Bookish Banter- A Tree Grows in Brooklyn

 Anyone else living in that weird in-between-holidays time right now? Definitely me (hence why this was supposedly scheduled to post yesterday but apparently I screwed up). Julie and I read A Tree Grows in Brooklyn, a reread for her and a new one for me, and we both totally enjoyed it. It's always such a pleasure to "talk" about books and I am so thankful that Julie does most of the formatting (especially this time around, since December has been insane). Now I just need to choose what to reread next! 

Julz: I picked this book because it was one I wanted to reread and because Christine hadn't yet read it.  It's a modern classic, and I initially read it over a decade ago for book club.  I'm so glad I did, too...  It's a wonderful story and a modern classic.  Would you agree?
Christine: I admittedly went into this with very little knowledge about the book, despite owning it. It's one of those classics that have just slipped through the cracks. I deeply appreciate the female bildungsroman genre, and it was so rare in this time period! I really wish I could fit this novel into my curriculum, there's just so much to unpack.
Julz: OK, I’m admitting I had to look up the definition of bildungsroman.  I’m ashamed.  But wow, that is quite the compliment that you would love to teach this book!
I thought it was so sad that the librarian never recognizes "...the little girl who took a book out every day and two on Saturday.  A smile would have meant a lot to Francie and a friendly comment would have made her so happy."  Why did the librarian, who didn't even like children, irritate me so much?!
Christine: I just read that part fifteen minutes ago, so that annoyance is fresh for me, too. I think there was an interesting parallel there, between the total disinterest in clientele and not being the one to put the flower in the bowl was such a great move on Smith's part. The librarian was simply punching the clock, which seems too blasphemous to book-lovers like us. I was equally frustrated by the English teacher who told her to write beautifully. 
Julz: Was Sissy's episode with Johnny drying out motherly or seductive?  As much as I liked Sissy, I thought that whole whiskey-in-the-bosom thing a little awkward.  
Christine: There were definite sexual nuances there, and I really thought they were going to sleep together. There seemed to be a lot of overlap between being maternal and being sexual; for Sissy they were almost the same, until she actually had a child of her own. I was sort of impressed with how Katie handled it, with the not-so-subtle line when she came out about them being sisters.

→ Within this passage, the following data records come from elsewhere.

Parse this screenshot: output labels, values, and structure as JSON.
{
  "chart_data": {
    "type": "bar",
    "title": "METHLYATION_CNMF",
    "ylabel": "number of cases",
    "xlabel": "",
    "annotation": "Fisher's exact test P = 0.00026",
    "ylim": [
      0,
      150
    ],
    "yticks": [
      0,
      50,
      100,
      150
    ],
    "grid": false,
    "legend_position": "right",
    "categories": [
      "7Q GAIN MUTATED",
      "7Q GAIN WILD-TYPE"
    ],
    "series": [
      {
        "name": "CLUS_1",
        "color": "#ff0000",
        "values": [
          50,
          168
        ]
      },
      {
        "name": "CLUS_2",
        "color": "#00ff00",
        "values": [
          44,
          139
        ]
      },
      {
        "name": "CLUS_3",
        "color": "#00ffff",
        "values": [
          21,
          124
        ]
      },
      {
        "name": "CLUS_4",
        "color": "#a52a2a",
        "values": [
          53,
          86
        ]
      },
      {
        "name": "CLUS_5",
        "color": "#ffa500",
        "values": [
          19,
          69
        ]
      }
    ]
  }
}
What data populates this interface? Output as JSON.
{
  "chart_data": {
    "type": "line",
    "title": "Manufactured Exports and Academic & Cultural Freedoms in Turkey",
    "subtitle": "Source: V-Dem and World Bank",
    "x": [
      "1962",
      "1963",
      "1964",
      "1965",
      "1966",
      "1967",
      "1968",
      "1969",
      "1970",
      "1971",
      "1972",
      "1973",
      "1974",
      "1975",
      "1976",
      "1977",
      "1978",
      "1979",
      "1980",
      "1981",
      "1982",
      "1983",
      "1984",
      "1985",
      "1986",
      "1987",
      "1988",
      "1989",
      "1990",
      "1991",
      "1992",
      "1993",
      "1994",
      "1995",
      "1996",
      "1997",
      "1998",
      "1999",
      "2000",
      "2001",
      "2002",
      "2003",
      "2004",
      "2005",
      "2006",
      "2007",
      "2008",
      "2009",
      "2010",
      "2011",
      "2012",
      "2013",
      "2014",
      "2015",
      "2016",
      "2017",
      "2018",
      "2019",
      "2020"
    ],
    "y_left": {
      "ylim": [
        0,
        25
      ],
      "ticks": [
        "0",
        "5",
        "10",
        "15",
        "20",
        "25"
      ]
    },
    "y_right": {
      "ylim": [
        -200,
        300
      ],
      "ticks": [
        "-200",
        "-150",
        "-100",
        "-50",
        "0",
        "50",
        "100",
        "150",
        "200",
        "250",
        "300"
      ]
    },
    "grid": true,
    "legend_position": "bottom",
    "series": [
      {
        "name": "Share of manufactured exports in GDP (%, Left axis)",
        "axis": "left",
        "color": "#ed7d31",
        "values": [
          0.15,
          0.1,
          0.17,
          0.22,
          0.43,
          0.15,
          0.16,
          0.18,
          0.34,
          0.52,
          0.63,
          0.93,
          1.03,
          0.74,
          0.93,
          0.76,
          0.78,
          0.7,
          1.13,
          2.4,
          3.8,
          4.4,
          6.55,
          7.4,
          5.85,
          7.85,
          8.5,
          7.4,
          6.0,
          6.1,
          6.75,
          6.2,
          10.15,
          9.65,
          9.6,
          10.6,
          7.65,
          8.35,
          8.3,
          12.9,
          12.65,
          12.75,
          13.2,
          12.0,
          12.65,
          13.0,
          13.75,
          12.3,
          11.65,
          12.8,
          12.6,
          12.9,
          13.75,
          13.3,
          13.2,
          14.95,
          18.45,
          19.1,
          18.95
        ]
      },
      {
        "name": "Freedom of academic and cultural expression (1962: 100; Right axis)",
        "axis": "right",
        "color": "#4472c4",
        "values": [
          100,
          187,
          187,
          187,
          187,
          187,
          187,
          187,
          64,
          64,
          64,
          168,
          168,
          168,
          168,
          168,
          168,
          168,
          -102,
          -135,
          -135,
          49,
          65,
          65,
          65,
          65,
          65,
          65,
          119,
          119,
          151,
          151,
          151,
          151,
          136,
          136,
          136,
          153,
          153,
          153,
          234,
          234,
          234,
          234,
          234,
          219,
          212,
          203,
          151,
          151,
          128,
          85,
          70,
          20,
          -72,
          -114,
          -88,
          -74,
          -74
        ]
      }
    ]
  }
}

What did you think of Sissy's "pregnancy"? I was torn between being absolutely amused but also a little sad for her. 
Julz: It was totally pitiable, but her own belief in achieving it and going through with the charade said a lot about her character.  The whole episode was Sissy in a nutshell.
OK, another thing that got me down was Francie's first experience at school.  But I was thrilled when she set her sights higher and was able to get into a better school (thank you very much Papa for finding a solution).  But what moved me most was Francie's graduation and that she wasn't expecting flower, but Papa had the forethought to write the card and have Sissy buy flowers.  That was emotionally gutting.
Christine: Oh god, if this was a movie I'd be bawling (actually, I think it is a movie? Not sure). You're totally right about her father always solving problems, despite having so many of his own. This ability to be paternal made his failings so much more heartbreaking. 
It often made me sad that Francie had no friends and commented later on her dislike for other women. Do you think she would have been less ambitious if she were more social?
Julz:  I was remembering the graduation scene again where all the girls were vying for her attention and she suddenly realized she could have had friends all along.  But maybe I interpreted it differently as far as sociability goes.  When you have to survive poverty and support a family, you don’t really have the luxury of fostering friendships.   And because Francie had to be so self-reliant to put food on the table, she figured she’d spend every spare moment on self-improvement.
This has to have been pretty ahead of its time, even scandalous, considering some of the topics it addressed: alcohol abuse, poverty, illegitimate children, sex, even a pervert molester!  Are there any other issues you were surprised to encounter considering it was published in 1943?
Christine: I agree, there were a lot of little mentions of things that she seemed to deliberately, yet casually, insert throughout the text, like the box of condoms, the fancy lace underwear she bought herself for Christmas (well, from Neely...), and the fact that Sissy always called her boyfriends "Johns" (which I guess could be in the nature of a pimp or in the "Dear John" sense... I'd have to check into when those phrases were actually used). I think this idea of pushing the envelope for coming-of-age novels is what makes the successful ones that way, if we look at what, say, Salinger did in The Catcher in the Rye
Julz: Blerg, I hated Catcher.  But I’m so glad you liked this!  And I’m happy I was the catalyst for you to finally read it!